Probabilities

April 26, 2019

Easy and Hard problems

Life is hard, sometimes

We can say that there are two kinds of problems

Easy problems
Hard problems

Easy problems

… can be solved quickly

For example

5 × 7?

Hard problems

Take longer time to solve

For example

78 / 6

Solutions are easily to verify

We think that

78 / 6 = 13

We can verify this solution doing

13 × 6 = 78

Forward and Backward

It is useful to say that

Easy problems move Forward
Hard problems move Backward

For example

Multiplication moves forward,
Division moves backward,
Verification is forward again

Easy problem

Find the value of

16²

Hard problem

Find the value of

\(\sqrt{324}\)

When you find a solution, it is easy to verify

Easy problem

Multiply two prime numbers

4391 * 6113

[1] 26842183

Hard problem

Find the two prime numbers that are factors of this

[1] 26164559

All Internet security is based on this idea

Breaking Internet security is hard
It is based on factorization on prime numbers

1 Hard problem = Many Easy problems

As you can realize, if you know how to solve the forward problem, you can solve the backward problem by brute force

You try several starting points, apply the forward method and see if you find the backward end point

For example, to solve 78/6 you can try

(1:15) * 6

 [1]  6 12 18 24 30 36 42 48 54 60 66 72 78 84 90

Is there a shortcut?

Is there a way that a hard problem becomes a easy problem?

In some cases, yes

In general, probably no

Nobody knows for sure. So one day Internet security may finish

If you want to know more, google “P versus NP problem”
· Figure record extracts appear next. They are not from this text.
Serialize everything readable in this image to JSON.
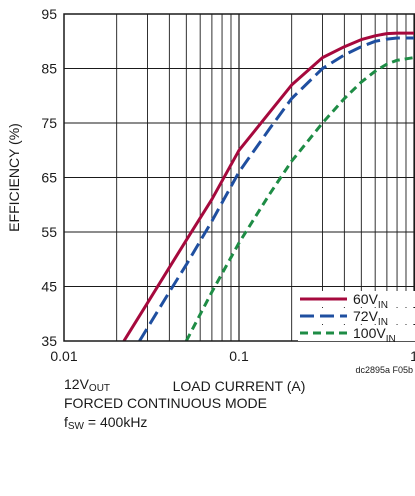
{
  "chart_data": {
    "type": "line",
    "xlabel": "LOAD CURRENT (A)",
    "ylabel": "EFFICIENCY (%)",
    "x_scale": "log",
    "xlim": [
      0.01,
      1
    ],
    "ylim": [
      35,
      95
    ],
    "x_ticks": [
      {
        "value": 0.01,
        "label": "0.01"
      },
      {
        "value": 0.1,
        "label": "0.1"
      },
      {
        "value": 1,
        "label": "1"
      }
    ],
    "y_ticks": [
      {
        "value": 35,
        "label": "35"
      },
      {
        "value": 45,
        "label": "45"
      },
      {
        "value": 55,
        "label": "55"
      },
      {
        "value": 65,
        "label": "65"
      },
      {
        "value": 75,
        "label": "75"
      },
      {
        "value": 85,
        "label": "85"
      },
      {
        "value": 95,
        "label": "95"
      }
    ],
    "grid": true,
    "legend_position": "bottom-right",
    "series": [
      {
        "name": "60V",
        "name_sub": "IN",
        "color": "#a6093d",
        "dash": "solid",
        "x": [
          0.022,
          0.03,
          0.04,
          0.05,
          0.07,
          0.1,
          0.15,
          0.2,
          0.3,
          0.4,
          0.5,
          0.6,
          0.7,
          0.8,
          1.0
        ],
        "y": [
          35,
          42,
          48.5,
          53.5,
          61,
          70,
          77,
          82,
          87,
          89,
          90.3,
          91,
          91.4,
          91.5,
          91.5
        ]
      },
      {
        "name": "72V",
        "name_sub": "IN",
        "color": "#1f4fa0",
        "dash": "dashed",
        "x": [
          0.027,
          0.04,
          0.05,
          0.07,
          0.1,
          0.15,
          0.2,
          0.3,
          0.4,
          0.5,
          0.6,
          0.7,
          0.8,
          1.0
        ],
        "y": [
          35,
          44,
          49,
          57,
          66,
          74,
          79.5,
          85,
          87.5,
          89,
          90,
          90.4,
          90.6,
          90.6
        ]
      },
      {
        "name": "100V",
        "name_sub": "IN",
        "color": "#1e8c45",
        "dash": "dashed",
        "x": [
          0.05,
          0.07,
          0.1,
          0.15,
          0.2,
          0.3,
          0.4,
          0.5,
          0.6,
          0.7,
          0.8,
          1.0
        ],
        "y": [
          35,
          44,
          53,
          62,
          68,
          75,
          79.5,
          82.5,
          84.5,
          85.8,
          86.5,
          87
        ]
      }
    ]
  },
  "figure_code": "dc2895a F05b",
  "conditions": {
    "line1_main": "12V",
    "line1_sub": "OUT",
    "line2": "FORCED CONTINUOUS MODE",
    "line3_main": "f",
    "line3_sub": "SW",
    "line3_rest": " = 400kHz"
  }
}
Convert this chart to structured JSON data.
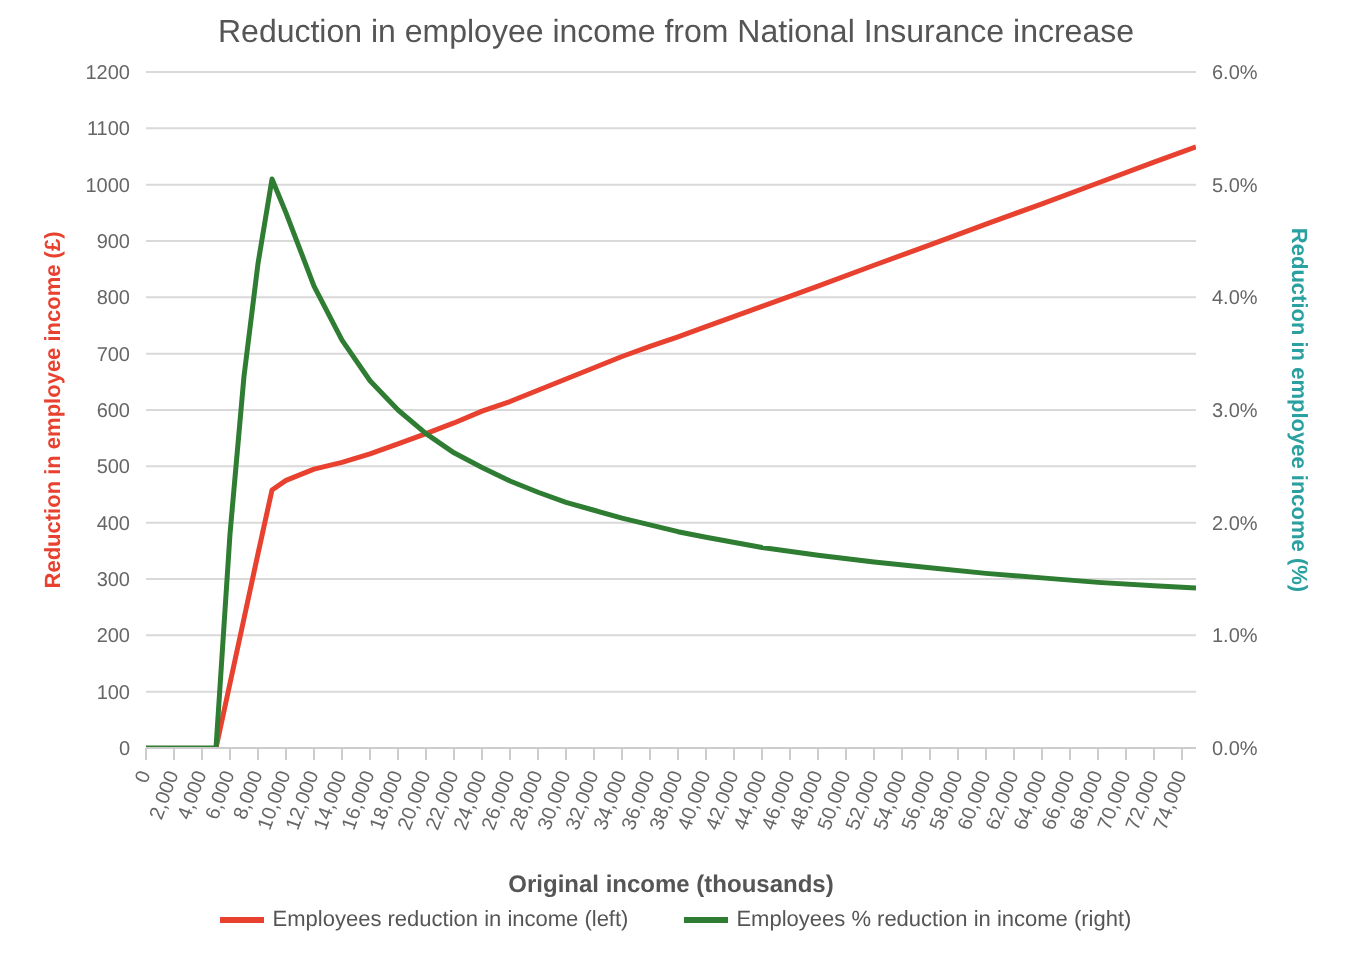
{
  "chart_data": {
    "type": "line",
    "title": "Reduction in employee income from National Insurance increase",
    "xlabel": "Original income (thousands)",
    "ylabel": "Reduction in employee income (£)",
    "y2label": "Reduction in employee income (%)",
    "x": [
      0,
      1000,
      2000,
      3000,
      4000,
      5000,
      6000,
      7000,
      8000,
      9000,
      10000,
      12000,
      14000,
      16000,
      18000,
      20000,
      22000,
      24000,
      26000,
      28000,
      30000,
      32000,
      34000,
      36000,
      38000,
      40000,
      44000,
      48000,
      52000,
      56000,
      60000,
      64000,
      68000,
      72000,
      75000
    ],
    "series": [
      {
        "name": "Employees reduction in income (left)",
        "color": "#e8412f",
        "values": [
          null,
          null,
          null,
          null,
          null,
          0,
          115,
          230,
          345,
          458,
          475,
          495,
          507,
          522,
          540,
          558,
          577,
          598,
          615,
          635,
          655,
          675,
          695,
          713,
          730,
          748,
          784,
          820,
          857,
          893,
          930,
          966,
          1003,
          1040,
          1067
        ]
      },
      {
        "name": "Employees % reduction in income (right)",
        "color": "#2e7d32",
        "axis": "y2",
        "values": [
          0,
          0,
          0,
          0,
          0,
          0,
          1.9,
          3.3,
          4.3,
          5.05,
          4.75,
          4.1,
          3.62,
          3.26,
          3.0,
          2.79,
          2.62,
          2.49,
          2.37,
          2.27,
          2.18,
          2.11,
          2.04,
          1.98,
          1.92,
          1.87,
          1.78,
          1.71,
          1.65,
          1.6,
          1.55,
          1.51,
          1.47,
          1.44,
          1.42
        ]
      }
    ],
    "xlim": [
      0,
      75000
    ],
    "xticks": [
      0,
      {
        "value": 2000,
        "label": "2,000"
      },
      {
        "value": 4000,
        "label": "4,000"
      },
      {
        "value": 6000,
        "label": "6,000"
      },
      {
        "value": 8000,
        "label": "8,000"
      },
      {
        "value": 10000,
        "label": "10,000"
      },
      {
        "value": 12000,
        "label": "12,000"
      },
      {
        "value": 14000,
        "label": "14,000"
      },
      {
        "value": 16000,
        "label": "16,000"
      },
      {
        "value": 18000,
        "label": "18,000"
      },
      {
        "value": 20000,
        "label": "20,000"
      },
      {
        "value": 22000,
        "label": "22,000"
      },
      {
        "value": 24000,
        "label": "24,000"
      },
      {
        "value": 26000,
        "label": "26,000"
      },
      {
        "value": 28000,
        "label": "28,000"
      },
      {
        "value": 30000,
        "label": "30,000"
      },
      {
        "value": 32000,
        "label": "32,000"
      },
      {
        "value": 34000,
        "label": "34,000"
      },
      {
        "value": 36000,
        "label": "36,000"
      },
      {
        "value": 38000,
        "label": "38,000"
      },
      {
        "value": 40000,
        "label": "40,000"
      },
      {
        "value": 42000,
        "label": "42,000"
      },
      {
        "value": 44000,
        "label": "44,000"
      },
      {
        "value": 46000,
        "label": "46,000"
      },
      {
        "value": 48000,
        "label": "48,000"
      },
      {
        "value": 50000,
        "label": "50,000"
      },
      {
        "value": 52000,
        "label": "52,000"
      },
      {
        "value": 54000,
        "label": "54,000"
      },
      {
        "value": 56000,
        "label": "56,000"
      },
      {
        "value": 58000,
        "label": "58,000"
      },
      {
        "value": 60000,
        "label": "60,000"
      },
      {
        "value": 62000,
        "label": "62,000"
      },
      {
        "value": 64000,
        "label": "64,000"
      },
      {
        "value": 66000,
        "label": "66,000"
      },
      {
        "value": 68000,
        "label": "68,000"
      },
      {
        "value": 70000,
        "label": "70,000"
      },
      {
        "value": 72000,
        "label": "72,000"
      },
      {
        "value": 74000,
        "label": "74,000"
      }
    ],
    "ylim": [
      0,
      1200
    ],
    "yticks": [
      0,
      100,
      200,
      300,
      400,
      500,
      600,
      700,
      800,
      900,
      1000,
      1100,
      1200
    ],
    "y2lim": [
      0,
      6
    ],
    "y2ticks": [
      {
        "value": 0,
        "label": "0.0%"
      },
      {
        "value": 1,
        "label": "1.0%"
      },
      {
        "value": 2,
        "label": "2.0%"
      },
      {
        "value": 3,
        "label": "3.0%"
      },
      {
        "value": 4,
        "label": "4.0%"
      },
      {
        "value": 5,
        "label": "5.0%"
      },
      {
        "value": 6,
        "label": "6.0%"
      }
    ],
    "grid": "y",
    "legend": "bottom",
    "marker": "none",
    "line_style": "solid"
  }
}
Easy and Hard problems in Deterministic Systems

We saw this last class and in the Midterm Exam

Easy problem: Simulate for some rates and initial conditions
Hard problem: Find the rates or initial conditions that match a given result

For example:

find reaction rates in a chemical reaction
find initial DNA concentration in Real-Time qPCR
find primer’s efficiency in PCR. That is, melting temperature, and binding energy

Easy and Hard Probability problems

Like in deterministic systems, we have two cases:

Easy problem: if we know the probabilities we can simulate several experiments
Hard problem: if we know the experiment results, find what are the probabilities

Probabilities

Key concepts

Experiment: system that produces a result. We do not know the result before; Example: survey, dice, counting cells, a plant did grow or not, measuring cytotoxicity.
Outcome: result of an experiment. Only one outcome for each experiment.
Population: Set of all possible outcomes. Very big, we assume infinite size.
Sample: Set of outcomes from a few experiments. Much smaller than the population.

Population

Population is a very very big set of things

All people in Turkey
All humans living today
All humans that ever lived
All living organisms in the past and in the future
All the infinite possible results of an experiment

You can assume that population size is infinite

All experiments’ results are also a population

We can do and redo an experiment for ever

(we just need a lot of money and grandchildren)

We can throw a dice 🎲 forever

All the (infinite) possible results are a population

The things in the population are outcomes

For example

⚀ ⚁ ⚂ ⚃ ⚄ ⚅

A, C, G, T

Experiments produce Samples

Each experiment gives us an outcome

Several experiments are a sample

They are randomly taken from the population

A Sample is a small part of population, chosen randomly

small number of elements
changes every time
- if we take two samples they will be different

Sampling in R

Sampling is shuffling

sample(LETTERS)

 [1] "H" "T" "J" "U" "W" "A" "K" "Q" "X" "Z" "P" "G"
[13] "R" "S" "B" "N" "C" "V" "Y" "O" "F" "D" "M" "E"
[25] "L" "I"

We can ask for the first N results

sample(LETTERS, size=5)

[1] "O" "Z" "G" "D" "V"

What are the chances?

All letters have the same chance of being the first one chosen

sample(LETTERS, size=5)

[1] "X" "R" "T" "A" "K"

But the first letter cannot be the second, o 3rd, 4th, 5th.

Every time we get an outcome, the chances change

Bigger groups

In real life, we usually sample from huge sets

We survey some people from a city, country or planet
We test some plants among the billions of plants
We do some experiments among the trillions of possible experiments

In practice, our sample is small compared to the total

Therefore the effect is small and chances do not change

Chances should not change

If the population is big and our sample is small, then chances will not change

We can simulate that using a big population (bad idea)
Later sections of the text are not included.